Since 1982, there have been more than 30 challenges to Canada’s election laws based on constitutional rights and freedoms arguments. This includes the Supreme Court of Canada decision in Figueroa v. Canada (2003) that struck down the 50-candidate requirement to qualify as an official political party. The ruling declared that restricting the ability of political parties to register was an unwarranted infringement on the right of citizens to play a meaningful role in the electoral process.
It is inevitable that the popular vote condition for designating regional MPs would be challenged in court as too onerous by one or more parties, whether existing or emerging.
Since the purpose of MMP is to bring about proportionality in election results, the argument that this condition is unfair and arbitrary would be strong. Indeed, a good case could be made for a threshold of 0.3%, which is the level of popular support required to earn one seat in our 338-seat Parliament.
The criticism of ranked balloting by proponents of MMP, even though it is embedded it their voting model, is based on analysis that is deeply flawed.
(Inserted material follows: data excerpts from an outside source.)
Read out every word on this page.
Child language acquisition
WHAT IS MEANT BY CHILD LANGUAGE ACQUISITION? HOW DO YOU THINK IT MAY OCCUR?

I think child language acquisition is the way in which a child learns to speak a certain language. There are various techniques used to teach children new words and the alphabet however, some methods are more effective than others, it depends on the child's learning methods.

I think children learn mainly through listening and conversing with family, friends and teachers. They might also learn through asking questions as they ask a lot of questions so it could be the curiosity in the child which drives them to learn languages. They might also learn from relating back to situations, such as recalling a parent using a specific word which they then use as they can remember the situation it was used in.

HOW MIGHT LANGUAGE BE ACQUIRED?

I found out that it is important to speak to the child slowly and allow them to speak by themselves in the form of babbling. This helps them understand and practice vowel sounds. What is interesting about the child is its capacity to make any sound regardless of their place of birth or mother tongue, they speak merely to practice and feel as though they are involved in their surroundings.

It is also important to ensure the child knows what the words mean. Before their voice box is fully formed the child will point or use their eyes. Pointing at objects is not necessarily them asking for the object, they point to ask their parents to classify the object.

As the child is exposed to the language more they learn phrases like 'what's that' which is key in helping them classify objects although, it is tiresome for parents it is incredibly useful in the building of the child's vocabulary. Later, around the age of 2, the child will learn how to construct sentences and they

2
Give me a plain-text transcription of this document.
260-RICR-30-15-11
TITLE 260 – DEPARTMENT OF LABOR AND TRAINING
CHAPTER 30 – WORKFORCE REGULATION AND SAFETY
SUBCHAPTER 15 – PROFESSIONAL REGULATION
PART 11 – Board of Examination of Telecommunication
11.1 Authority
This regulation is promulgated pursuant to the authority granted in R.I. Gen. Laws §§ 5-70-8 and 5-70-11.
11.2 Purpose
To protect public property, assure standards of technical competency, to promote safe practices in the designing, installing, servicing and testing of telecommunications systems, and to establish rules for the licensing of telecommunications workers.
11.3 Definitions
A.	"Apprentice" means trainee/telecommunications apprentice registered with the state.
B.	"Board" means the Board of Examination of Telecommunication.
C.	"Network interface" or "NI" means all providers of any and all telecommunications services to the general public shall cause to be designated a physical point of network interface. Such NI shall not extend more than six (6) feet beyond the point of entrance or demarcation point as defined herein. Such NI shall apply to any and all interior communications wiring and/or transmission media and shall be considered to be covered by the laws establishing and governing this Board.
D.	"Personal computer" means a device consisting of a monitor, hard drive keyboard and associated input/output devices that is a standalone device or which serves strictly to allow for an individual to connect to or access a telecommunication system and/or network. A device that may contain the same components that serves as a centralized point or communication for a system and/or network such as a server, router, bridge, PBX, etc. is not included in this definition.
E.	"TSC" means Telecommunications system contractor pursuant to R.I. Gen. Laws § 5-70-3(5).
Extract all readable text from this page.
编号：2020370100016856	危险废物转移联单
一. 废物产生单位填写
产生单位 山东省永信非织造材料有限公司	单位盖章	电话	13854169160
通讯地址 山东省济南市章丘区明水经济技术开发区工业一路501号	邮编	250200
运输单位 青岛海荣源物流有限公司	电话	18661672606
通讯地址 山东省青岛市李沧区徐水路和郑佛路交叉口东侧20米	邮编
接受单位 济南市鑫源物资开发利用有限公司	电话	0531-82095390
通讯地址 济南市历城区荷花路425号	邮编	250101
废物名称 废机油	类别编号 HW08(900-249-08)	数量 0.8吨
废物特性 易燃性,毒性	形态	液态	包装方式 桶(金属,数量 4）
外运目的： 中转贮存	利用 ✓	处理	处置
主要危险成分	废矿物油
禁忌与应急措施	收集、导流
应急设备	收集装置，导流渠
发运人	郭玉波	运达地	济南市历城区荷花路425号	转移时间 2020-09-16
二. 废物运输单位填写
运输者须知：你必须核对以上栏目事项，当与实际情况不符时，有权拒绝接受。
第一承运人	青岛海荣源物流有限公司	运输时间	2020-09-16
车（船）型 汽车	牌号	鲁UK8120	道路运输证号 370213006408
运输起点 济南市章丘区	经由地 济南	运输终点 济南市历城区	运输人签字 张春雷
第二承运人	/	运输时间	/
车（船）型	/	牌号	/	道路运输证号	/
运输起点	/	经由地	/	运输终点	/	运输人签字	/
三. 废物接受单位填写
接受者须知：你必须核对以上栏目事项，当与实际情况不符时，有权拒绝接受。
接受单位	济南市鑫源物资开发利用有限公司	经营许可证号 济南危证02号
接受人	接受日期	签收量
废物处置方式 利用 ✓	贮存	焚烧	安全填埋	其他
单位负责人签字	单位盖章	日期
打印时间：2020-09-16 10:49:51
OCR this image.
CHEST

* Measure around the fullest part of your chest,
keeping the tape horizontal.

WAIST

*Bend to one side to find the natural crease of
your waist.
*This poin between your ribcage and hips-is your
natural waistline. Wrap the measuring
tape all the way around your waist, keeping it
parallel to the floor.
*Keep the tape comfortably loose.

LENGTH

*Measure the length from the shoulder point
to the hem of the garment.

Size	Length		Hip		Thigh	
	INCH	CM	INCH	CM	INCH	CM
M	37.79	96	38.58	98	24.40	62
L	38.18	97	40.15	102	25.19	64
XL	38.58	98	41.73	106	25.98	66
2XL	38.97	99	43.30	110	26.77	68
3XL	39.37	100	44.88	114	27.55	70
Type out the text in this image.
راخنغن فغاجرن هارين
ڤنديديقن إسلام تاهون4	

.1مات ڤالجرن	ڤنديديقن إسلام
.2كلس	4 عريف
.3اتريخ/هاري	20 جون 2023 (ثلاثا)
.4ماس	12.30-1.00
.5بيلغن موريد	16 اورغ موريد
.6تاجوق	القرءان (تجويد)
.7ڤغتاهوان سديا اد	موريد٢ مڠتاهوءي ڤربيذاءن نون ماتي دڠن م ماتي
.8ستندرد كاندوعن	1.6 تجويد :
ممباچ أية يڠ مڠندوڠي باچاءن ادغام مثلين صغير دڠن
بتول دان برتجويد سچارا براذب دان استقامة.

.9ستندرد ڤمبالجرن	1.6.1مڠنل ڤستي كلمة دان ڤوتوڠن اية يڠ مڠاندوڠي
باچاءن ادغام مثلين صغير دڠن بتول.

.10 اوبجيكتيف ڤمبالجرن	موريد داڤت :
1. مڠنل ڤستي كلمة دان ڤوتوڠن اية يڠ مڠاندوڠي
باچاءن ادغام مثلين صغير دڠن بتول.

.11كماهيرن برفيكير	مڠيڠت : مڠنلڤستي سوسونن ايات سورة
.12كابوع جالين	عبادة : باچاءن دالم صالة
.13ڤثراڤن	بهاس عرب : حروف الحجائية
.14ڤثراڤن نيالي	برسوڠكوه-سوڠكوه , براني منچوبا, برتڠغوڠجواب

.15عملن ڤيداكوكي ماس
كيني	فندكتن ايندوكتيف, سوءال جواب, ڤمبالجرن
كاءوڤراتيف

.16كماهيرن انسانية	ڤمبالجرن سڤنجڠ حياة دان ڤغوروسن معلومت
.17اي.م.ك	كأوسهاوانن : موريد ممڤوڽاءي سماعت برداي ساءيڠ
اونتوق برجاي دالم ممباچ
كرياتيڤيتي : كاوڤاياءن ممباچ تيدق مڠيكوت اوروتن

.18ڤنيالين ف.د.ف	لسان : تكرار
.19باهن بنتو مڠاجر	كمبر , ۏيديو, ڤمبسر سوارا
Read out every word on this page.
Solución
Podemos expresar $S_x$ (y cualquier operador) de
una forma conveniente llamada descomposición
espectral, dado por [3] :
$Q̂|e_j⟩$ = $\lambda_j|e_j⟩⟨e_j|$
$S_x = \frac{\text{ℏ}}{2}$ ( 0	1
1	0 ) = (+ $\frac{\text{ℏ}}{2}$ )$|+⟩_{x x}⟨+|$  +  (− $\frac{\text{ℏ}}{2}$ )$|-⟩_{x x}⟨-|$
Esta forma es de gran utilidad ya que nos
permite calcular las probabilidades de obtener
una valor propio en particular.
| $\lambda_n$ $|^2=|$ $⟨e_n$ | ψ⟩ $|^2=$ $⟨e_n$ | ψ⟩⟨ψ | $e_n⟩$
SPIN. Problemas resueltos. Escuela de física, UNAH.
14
They have simplistically recalculated the results of a previous election to project what might have resulted under a ranked ballot, without factoring in any of the changes to voting and political behaviour that a ranked ballot would bring about.
In fact, a ranked ballot would eliminate strategic voting, provide voters with greater flexibility and choice, and induce political parties to develop policy platforms and campaign strategies that appeal to voters beyond their political base, resulting in elections that are less polarizing.
If a political party does well under a ranked ballot system, it’s because it has successfully addressed the interests of a broad spectrum of voters. That’s not a bad thing in a representative democracy, it’s a strength!
The desire for electoral reform in Canada is real and growing and must be taken seriously. There have already been several proportional representation initiatives in Canada during the past two decades, including referenda, none of which have succeeded.
Now is the time to focus on practical, doable, even incremental steps. A ranked cdallot would be a big improvement over what we have now, so let’s start there.